The politicization of the Court is often presented as either-or: if the Court retreated from politics, the thought goes, it would act properly by making legal decisions. But it is both a political institution and a legal one, and should be understood as being both.

The first Supreme Court argument I covered was in U.S. v. Nixon, in 1974, the case establishing the principle that the Court has the last word in defining the reach of presidential power. I was a summer intern for The New Republic magazine in Washington, D.C., between my first and second years of law school. The Burger Court unanimously declared that the president is not "above the law" and rejected the claim by Richard M. Nixon that his position as president gave him the privilege of refusing to turn over tape recordings about the Watergate scandal made in the Oval Office. He resigned soon after in disgrace.

I have since covered the Court for The New Yorker and as a member of the editorial board of The New York Times, attending arguments there regularly from 1985 to 1987 and from 2010 to 2013, and otherwise following and writing about the Court on and off for 40-plus years, while writing more broadly about legal affairs. I have not been a perennial Court correspondent, but I have reported there enough to know the challenges of the task.

I am a liberal attracted to something called the legal-process school, which locates me in the moderate wing of legal liberalism. During the 1940s and '50s among leading legal scholars, the school was the most influential way of thinking about the American constitutional system. Today, the primary question about a Supreme Court case is: What is the right outcome in substantive law? Rather than focusing on outcomes, the legal-process school showed how "process"—rules of procedure but also different parts of federal and state government that affect the way a dispute is resolved—shaped substantive law.

The school focused on institutional competence, asking which institution should make a legal decision and how: The federal or a state government? An executive agency, the legislature, or a court? A trial court or a court of appeals? If a trial court, a judge or a jury?

The premise of the school was that the essential function of the Supreme Court and of federal courts in general was to resolve disputes that were properly before them and to leave policy-making to the states and the other federal branches, except when policy was inextricably tied to law. It viewed American law and government as an elaborate, judicious, and progressive system, and provided an authoritative map.

The school encouraged skepticism about the Supreme Court's assertion of its power. That has proved useful for me as a liberal during the decades I have written about the Court. Throughout this period, it has largely been conservative, led by conservative Chief Justices appointed by Republicans since 1969.

The political scientist Lee Epstein, who is a leader among scholars doing empirical studies of the institution, called it "The Republican Court," which, at the end of the 2015 Term, completed its 47th year. That span is strikingly significant, one-fifth of the Court's history and three-fifths of its modern era (commonly said to begin in 1937, as I discuss in chapter 2).

The term was perhaps the best one in almost a half-century for focusing on the Court as a political institution. It provided an unusual opportunity to understand how the Court's character as a political institution affects the law it makes, and why some changes taking account of this reality would benefit the Court and the country—in how Justices are chosen, in how long they serve, and in how journalism covers their decisions, among others.

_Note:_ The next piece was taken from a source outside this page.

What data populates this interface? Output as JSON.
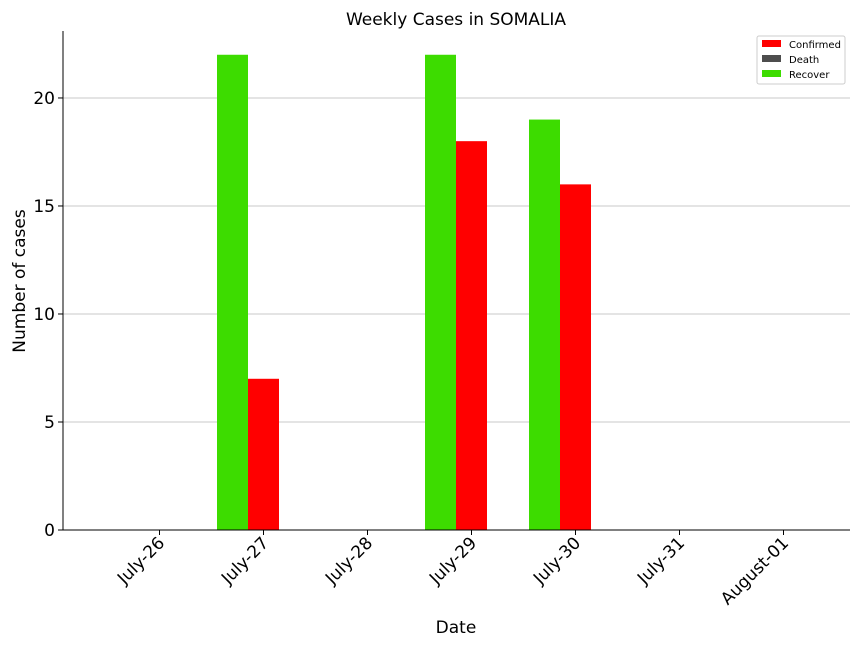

The term was also a good one for reminders that, while a political institution, it remains a legal one, at the pinnacle of the American constitutional system. When the Court is functioning properly, it tempers politics into effective law or concentrates solely on law.

When it is not, it allows politics to cloud and contaminate law and reinforce its political side, which in recent decades has sometimes led the Court to act as if it is supreme in that system. The 2015 Term made clear that it is not.